Charlotte eviction crisis ‘affecting the most vulnerable’ | Housing advocates seeking solutions to provide representation for low-income tenants

“If the person doesn’t have any representation, they don’t really have anybody to bargain and argue on their behalf," attorney Ismaail Qaiyim said.

Charlotte housing advocates are calling on Charlotte and Mecklenburg County leaders to invest in more resources for tenants. 

Housing Justice Coalition is demanding the right to counsel to help people stay in their homes after the region has seen rent hikes, thousands of people facing evictions and many being forced to move out. 

For people facing eviction and are low income, it would provide a free attorney to help them navigate the court system and know their rights as a tenant. It’s something housing advocates say is desperately needed.

According to UNC Charlotte, it’s increasingly hard to afford housing in the Queen City. Prices continue to rise, and while the number of housing units has increased, supply still lags behind demand. 

“Affordable housing continues to be a top priority for the board, top priority for the community, we have to continue to figure out how we provide access and more opportunities for people,” Mecklenburg County Commissioner Mark Jerrell said.

“We see that there is an eviction crisis that’s occurred as a result of all these factors coming together, affecting the most vulnerable population of people at or below the 30% area median income,” attorney Ismaail Qaiyim with Housing Justice Coalition & Queen City Community Law Firm said. 

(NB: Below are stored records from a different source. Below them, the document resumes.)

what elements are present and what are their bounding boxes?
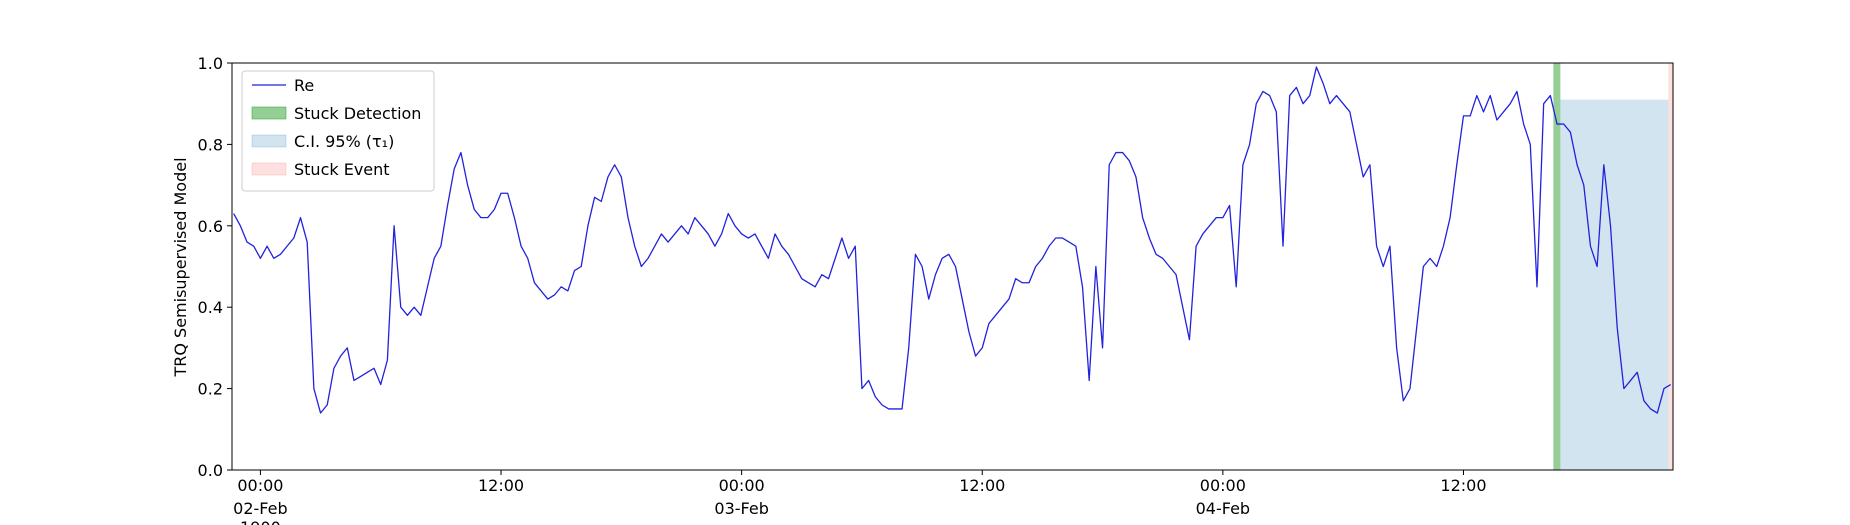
y-tick-label: 0.8: [198, 135, 223, 154]
x-tick-label: 00:00: [237, 476, 283, 495]
y-axis-label: TRQ Semisupervised Model: [171, 157, 190, 377]
y-tick-label: 0.0: [198, 461, 223, 480]
x-tick-date: 02-Feb: [233, 499, 287, 518]
plot-frame: [231, 62, 1674, 471]
legend: Re Stuck Detection C.I. 95% (τ₁) Stuck Even…: [241, 70, 435, 192]
x-tick-label: 12:00: [959, 476, 1005, 495]
legend-label: C.I. 95% (τ₁): [294, 132, 394, 151]
legend-label: Re: [294, 76, 314, 95]
legend-label: Stuck Event: [294, 160, 390, 179]
x-tick-label: 12:00: [1440, 476, 1486, 495]
x-tick-date: 04-Feb: [1196, 499, 1250, 518]
legend-swatch: [251, 106, 287, 120]
y-tick-label: 0.6: [198, 217, 223, 236]
y-tick-label: 1.0: [198, 54, 223, 73]
x-tick-date: 03-Feb: [714, 499, 768, 518]
x-tick-label: 00:00: [1200, 476, 1246, 495]
y-tick-label: 0.4: [198, 298, 223, 317]
legend-box: [241, 70, 435, 192]
x-tick-label: 12:00: [478, 476, 524, 495]
x-tick-year: 1900: [240, 518, 281, 525]
y-tick-label: 0.2: [198, 380, 223, 399]
legend-label: Stuck Detection: [294, 104, 421, 123]
span: [1668, 63, 1673, 470]
legend-swatch: [251, 134, 287, 148]
x-tick-label: 00:00: [719, 476, 765, 495]
data-line: [233, 66, 1671, 414]
legend-swatch: [251, 162, 287, 176]
span: [1553, 63, 1561, 470]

As Mecklenburg County courts process evictions, housing advocates are pushing to ensure low-income residents have legal representation. 

“The way the legal process works, if the person doesn’t have any representation, they don’t really have anybody to bargain and argue on their behalf to maybe give them the time to make that payment up,” Qaiyim said. 

The Housing Justice Coalition is asking Charlotte City Council and Mecklenburg County Commissioners to provide $50 million in funding for a right to counsel with the goal being low-income tenants not having to fight their landlords by themselves.